Мишель понимал безвыходность сложившегося положения. Понять нетрудно! Гораздо труднее смириться с тем, что все усилия, затраченные на подготовку, усилия, затраченные уже в самой гонке, пропали впустую. Это и обидно и горько. А идти вперед — значит поливать бесконечную ленту шоссе собственной кровью. Тем не менее Мишель твердо решил рискнуть.
До старта постарались принять кое-какие меры. Роже отдал Мишелю единственный оставшийся у него замшевый тампон и внимательно присматривал за товарищем на первых милях пути.
Вначале Мишель держался молодцом, и Крокодил успокоился. Но, увидев, как по ноге Мишеля поползла кровавая полоса, размываемая потоками пота, немедленно перебрался к нему поближе. Мишель шел бледный, широко открыв рот, будто задыхался, темные глазницы провалились.
— Плохо? — бросил Роже.
— Да, — чистосердечно признался Мишель.
Несколько секунд они катились рядом. Крокодил видел, как трудно Мишелю держать даже такую низкую скорость. Роже мучительно искал слова, способные убедить Мишеля в разумности самого неприятного решения и в то же время не обидеть.

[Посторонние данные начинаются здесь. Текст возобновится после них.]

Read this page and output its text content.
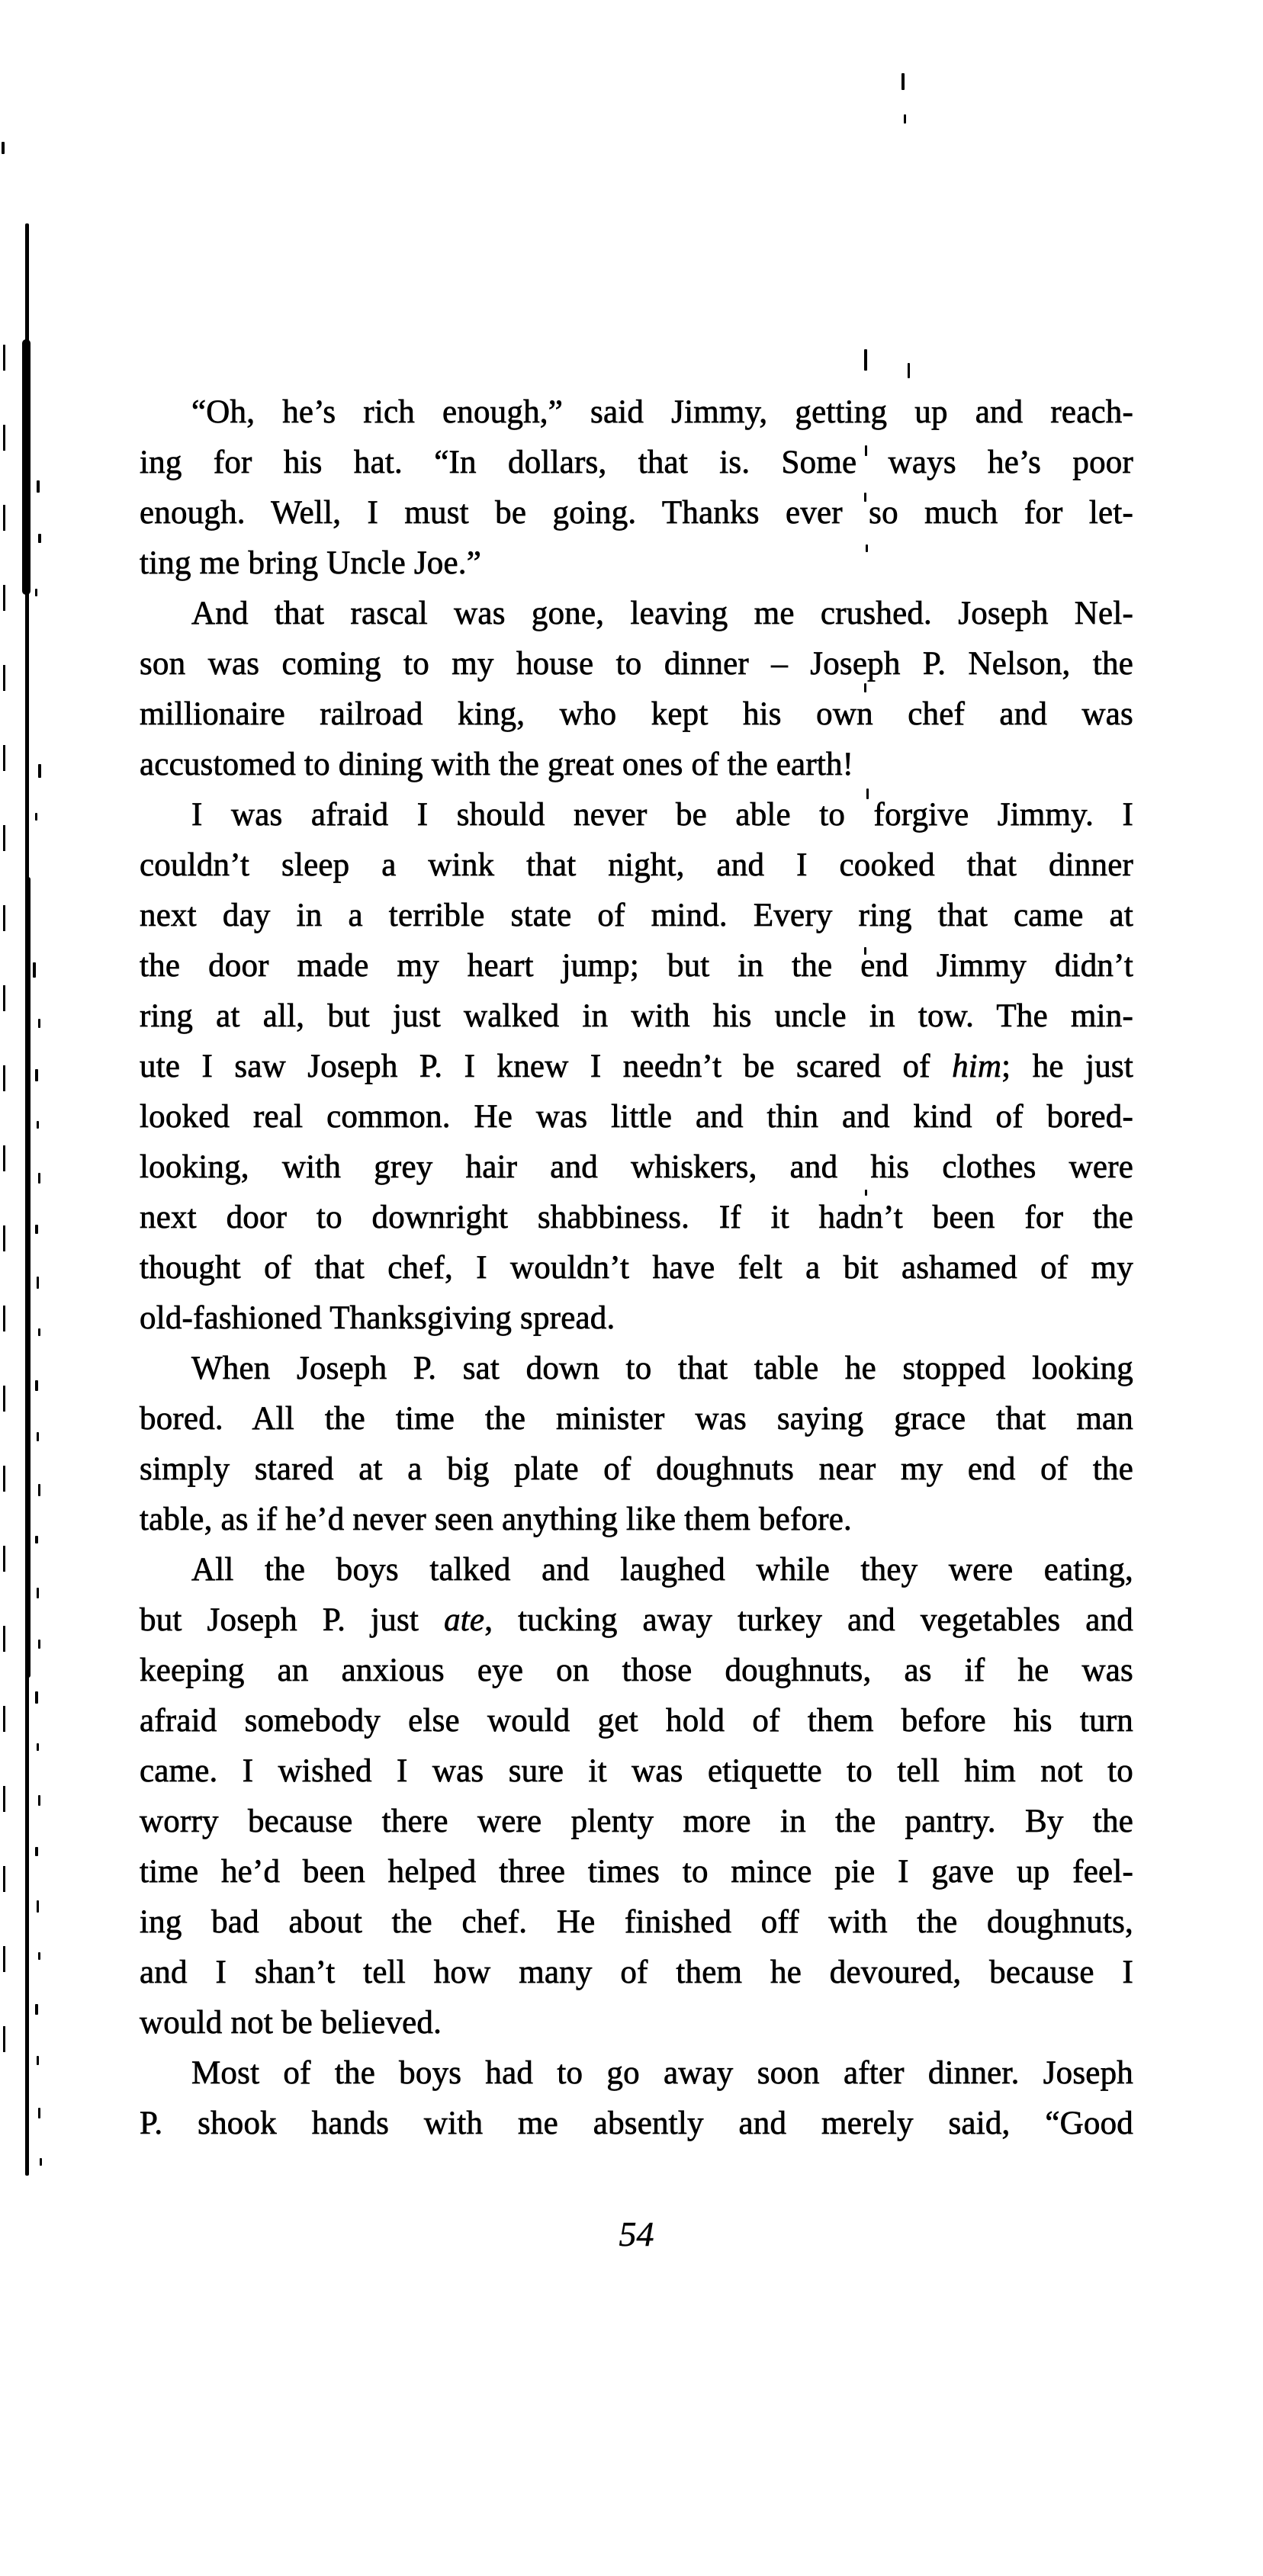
“Oh, he’s rich enough,” said Jimmy, getting up and reach-
ing for his hat. “In dollars, that is. Some ways he’s poor
enough. Well, I must be going. Thanks ever so much for let-
ting me bring Uncle Joe.”
And that rascal was gone, leaving me crushed. Joseph Nel-
son was coming to my house to dinner – Joseph P. Nelson, the
millionaire railroad king, who kept his own chef and was
accustomed to dining with the great ones of the earth!
I was afraid I should never be able to forgive Jimmy. I
couldn’t sleep a wink that night, and I cooked that dinner
next day in a terrible state of mind. Every ring that came at
the door made my heart jump; but in the end Jimmy didn’t
ring at all, but just walked in with his uncle in tow. The min-
ute I saw Joseph P. I knew I needn’t be scared of him; he just
looked real common. He was little and thin and kind of bored-
looking, with grey hair and whiskers, and his clothes were
next door to downright shabbiness. If it hadn’t been for the
thought of that chef, I wouldn’t have felt a bit ashamed of my
old-fashioned Thanksgiving spread.
When Joseph P. sat down to that table he stopped looking
bored. All the time the minister was saying grace that man
simply stared at a big plate of doughnuts near my end of the
table, as if he’d never seen anything like them before.
All the boys talked and laughed while they were eating,
but Joseph P. just ate, tucking away turkey and vegetables and
keeping an anxious eye on those doughnuts, as if he was
afraid somebody else would get hold of them before his turn
came. I wished I was sure it was etiquette to tell him not to
worry because there were plenty more in the pantry. By the
time he’d been helped three times to mince pie I gave up feel-
ing bad about the chef. He finished off with the doughnuts,
and I shan’t tell how many of them he devoured, because I
would not be believed.
Most of the boys had to go away soon after dinner. Joseph
P. shook hands with me absently and merely said, “Good
54
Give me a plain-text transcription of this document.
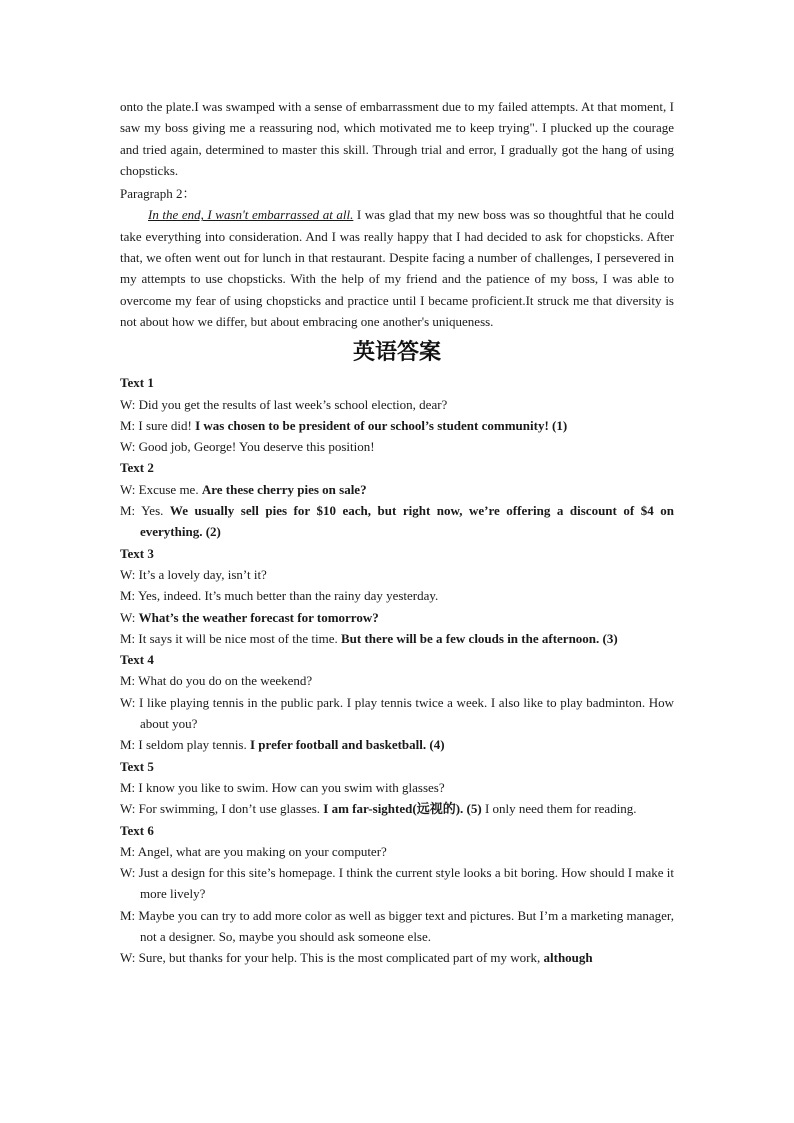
onto the plate.I was swamped with a sense of embarrassment due to my failed attempts. At that moment, I saw my boss giving me a reassuring nod, which motivated me to keep trying". I plucked up the courage and tried again, determined to master this skill. Through trial and error, I gradually got the hang of using chopsticks.

Paragraph 2：

In the end, I wasn't embarrassed at all. I was glad that my new boss was so thoughtful that he could take everything into consideration. And I was really happy that I had decided to ask for chopsticks. After that, we often went out for lunch in that restaurant. Despite facing a number of challenges, I persevered in my attempts to use chopsticks. With the help of my friend and the patience of my boss, I was able to overcome my fear of using chopsticks and practice until I became proficient.It struck me that diversity is not about how we differ, but about embracing one another's uniqueness.

英语答案

Text 1

W: Did you get the results of last week’s school election, dear?

M: I sure did! I was chosen to be president of our school’s student community! (1)

W: Good job, George! You deserve this position!

Text 2

W: Excuse me. Are these cherry pies on sale?

M: Yes. We usually sell pies for $10 each, but right now, we’re offering a discount of $4 on everything. (2)

Text 3

W: It’s a lovely day, isn’t it?

M: Yes, indeed. It’s much better than the rainy day yesterday.

W: What’s the weather forecast for tomorrow?

M: It says it will be nice most of the time. But there will be a few clouds in the afternoon. (3)

Text 4

M: What do you do on the weekend?

W: I like playing tennis in the public park. I play tennis twice a week. I also like to play badminton. How about you?

M: I seldom play tennis. I prefer football and basketball. (4)

Text 5

M: I know you like to swim. How can you swim with glasses?

W: For swimming, I don’t use glasses. I am far-sighted(远视的). (5) I only need them for reading.

Text 6

M: Angel, what are you making on your computer?

W: Just a design for this site’s homepage. I think the current style looks a bit boring. How should I make it more lively?

M: Maybe you can try to add more color as well as bigger text and pictures. But I’m a marketing manager, not a designer. So, maybe you should ask someone else.

W: Sure, but thanks for your help. This is the most complicated part of my work, although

— Мишель, — Роже положил руку на руль товарища, — ты теряешь слишком много крови... Нам будет очень трудно без тебя. Но это не последняя гонка.
— Я понял, — услало улыбнулся Мишель. — Пожалуй, мне все равно до финиша не дотянуть.
Он не хотел признаваться, что уже несколько раз цветастое марево застилало глаза и однажды он чуть не сел колесом на чужую педаль. Признаваться в собственной слабости всегда неприятно.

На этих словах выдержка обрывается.